What if, when Jesus tells us to love our enemy, he didn’t have in mind just exposing our sinful nature, but actually changing us into people who do love our enemies? What if by saying, “love the Lord your God with all your heart, soul, mind and strength,” Jesus was doing more than revealing our failure to do this? What if his grace is actually changing us into people who learn to? When Jesus says, rejoice and be glad (in the face of unjust hostility for Jesus’ sake!), what if he means for us to stop being indignant grumblers and to start being more joyful? When he says do not lust, do not be angry in a way that kills relationships, seek reconciliation, be a peacemaker, be ruthless about dealing with your own sin (down to your very own eyeballs); when Jesus says, don’t be flippant about marriage and divorce, be truthful and frank and simple and direct with your words, so that yes means yes and no means no (even in this world of nuance where we flinch against words carrying weight and commitment); when Jesus says don’t be a calculating giver; pray for those who curse you, pray in secret; what if his intention is to actually make it so, to make us so? To bring about his kingdom on earth as it is in heaven? What if, in his great Sermon on the Mount, Jesus was making sin plain, exposing our need for forgiveness, but also showing the effects his salvation would have on his people?

Obedience is the basis of our salvation, by the way—but not our own obedience. Jesus’ obedience in life and death is what makes sinners right with God. Jesus’ obedience brings dead people back to life. Jesus’ obedience is vital in every sense of the word—it’s absolutely necessary and it’s life giving. Jesus’ obedience is the reason Christians should love obedience. We can’t say that something Jesus loves to do, something he’s perfectly good at, is a bad thing. Let’s not hate a good thing just because we’re bad at it. Let’s keep longing and mourning the absence and seeking it, receiving the gift of obedience Jesus gives. His own, in our place. His own obedience that changes us into his likeness.

Settled in the security of Jesus’ obedience for us, the Father is growing us into Jesus’ likeness as his Spirit works in us. His perfectly obedient likeness. Obedience isn’t a threat to the gospel of grace, it is one of the distinguishing accomplishments of the gospel. God is forming an obedient people for himself. It has been his intention from before Creation and every step of history since. Obedience has always been a marker that God’s people are taking shelter in God’s grace. In Christ, God is bringing about the kind of obedience that could never happen apart from him.
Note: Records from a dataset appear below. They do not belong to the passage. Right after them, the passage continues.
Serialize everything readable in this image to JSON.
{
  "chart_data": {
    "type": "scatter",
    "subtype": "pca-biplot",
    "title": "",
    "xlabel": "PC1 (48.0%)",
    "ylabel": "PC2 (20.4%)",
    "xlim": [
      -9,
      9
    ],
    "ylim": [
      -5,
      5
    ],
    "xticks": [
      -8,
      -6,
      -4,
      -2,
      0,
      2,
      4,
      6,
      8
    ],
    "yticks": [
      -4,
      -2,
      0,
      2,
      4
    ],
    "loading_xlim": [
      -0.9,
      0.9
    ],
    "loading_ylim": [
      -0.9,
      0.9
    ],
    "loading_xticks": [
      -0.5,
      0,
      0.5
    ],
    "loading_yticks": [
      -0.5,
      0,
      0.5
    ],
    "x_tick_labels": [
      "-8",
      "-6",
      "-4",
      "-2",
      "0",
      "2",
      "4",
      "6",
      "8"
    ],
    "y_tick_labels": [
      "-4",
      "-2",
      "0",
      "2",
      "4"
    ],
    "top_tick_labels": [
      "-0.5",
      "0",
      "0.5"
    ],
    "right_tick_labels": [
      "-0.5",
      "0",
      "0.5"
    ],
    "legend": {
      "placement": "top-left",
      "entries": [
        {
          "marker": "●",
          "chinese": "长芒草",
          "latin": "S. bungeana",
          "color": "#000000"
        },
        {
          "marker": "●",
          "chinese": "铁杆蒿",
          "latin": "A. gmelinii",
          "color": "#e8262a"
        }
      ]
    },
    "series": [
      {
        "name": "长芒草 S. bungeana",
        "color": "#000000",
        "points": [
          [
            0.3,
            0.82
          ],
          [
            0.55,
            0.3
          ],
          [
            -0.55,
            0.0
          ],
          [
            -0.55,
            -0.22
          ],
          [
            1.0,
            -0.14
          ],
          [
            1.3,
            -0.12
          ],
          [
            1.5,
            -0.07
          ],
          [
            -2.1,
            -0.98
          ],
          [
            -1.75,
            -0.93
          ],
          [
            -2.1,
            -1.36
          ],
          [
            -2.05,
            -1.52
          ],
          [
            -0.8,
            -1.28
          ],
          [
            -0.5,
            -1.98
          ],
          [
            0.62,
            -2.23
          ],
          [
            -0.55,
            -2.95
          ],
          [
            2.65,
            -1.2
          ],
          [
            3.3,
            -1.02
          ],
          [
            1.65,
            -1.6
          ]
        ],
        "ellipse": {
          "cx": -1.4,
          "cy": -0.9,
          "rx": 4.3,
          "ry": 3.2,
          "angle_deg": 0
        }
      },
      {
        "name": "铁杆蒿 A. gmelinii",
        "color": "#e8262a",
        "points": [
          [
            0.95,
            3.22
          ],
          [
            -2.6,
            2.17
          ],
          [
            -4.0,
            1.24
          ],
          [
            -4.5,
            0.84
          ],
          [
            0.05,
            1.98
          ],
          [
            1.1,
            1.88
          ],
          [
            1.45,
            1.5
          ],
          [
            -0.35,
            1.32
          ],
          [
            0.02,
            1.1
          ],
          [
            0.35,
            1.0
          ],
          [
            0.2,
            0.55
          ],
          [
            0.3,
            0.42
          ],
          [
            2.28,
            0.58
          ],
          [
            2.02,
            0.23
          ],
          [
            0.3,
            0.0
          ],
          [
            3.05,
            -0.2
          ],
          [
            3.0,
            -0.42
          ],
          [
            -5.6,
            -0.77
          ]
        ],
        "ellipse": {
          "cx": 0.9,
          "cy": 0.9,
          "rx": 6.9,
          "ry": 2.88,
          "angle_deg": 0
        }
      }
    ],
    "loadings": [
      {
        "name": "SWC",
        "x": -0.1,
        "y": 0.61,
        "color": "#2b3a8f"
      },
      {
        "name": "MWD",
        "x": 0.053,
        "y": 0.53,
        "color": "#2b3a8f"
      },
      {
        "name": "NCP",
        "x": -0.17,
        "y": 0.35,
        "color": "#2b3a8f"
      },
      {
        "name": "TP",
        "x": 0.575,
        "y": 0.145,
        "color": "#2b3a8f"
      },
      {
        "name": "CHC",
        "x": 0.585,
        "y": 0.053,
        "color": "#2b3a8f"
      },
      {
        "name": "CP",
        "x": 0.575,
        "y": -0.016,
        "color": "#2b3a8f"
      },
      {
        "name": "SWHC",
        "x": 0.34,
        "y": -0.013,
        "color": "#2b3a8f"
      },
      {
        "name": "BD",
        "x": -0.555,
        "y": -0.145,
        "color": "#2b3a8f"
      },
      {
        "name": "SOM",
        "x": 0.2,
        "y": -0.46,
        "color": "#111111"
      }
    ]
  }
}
When we’re tending to obedience in our families, we’re helping our children see the story we belong to.

Let’s start by labelling it accurately: obedience is good. And we’re saved to love and devote ourselves to what God says is good.

If you struggle with how obedience fits into the gospel of grace, then stop trying to make it fit. This isn’t algebra! Read more of the Bible and allow space to agree with the parts. You don’t need to tidy it up, resolving every digit into a neat sum. You need the whole of Scripture going to work on your heart and mind, doing its rending and remodelling work in you. Read the Bible and watch out for what God has to say about obedience at every stage of his unfolding work of saving a people for himself. Instead of trying to make it fit, you’ll start to see that obedience been there from the beginning, preceding sin itself. Obedience has always been a feature of glad fellowship with God. It’s the clear sky hidden by clouds, always there. It’s what we were created for and redeemed back into. True obedience has never been tyranny, but fullness of life. It’s always been a product, a symptom, a sign of God’s grace. Obedience is lovely.

As you read your Bible, look for all the places where satisfying joy happens. Look for the things God’s people are meant to long for. Use the Bible’s words to pray your way into those same longings. Look for what happens when God’s people trust his gracious provisions. Let the Bible rework your relationship with the idea of obedience, and give in to the doing and being of obedience. As you do, your instincts for teaching your children to obey Jesus will mature. We can’t figure out delighted obedience with our kids if we haven’t found it ourselves.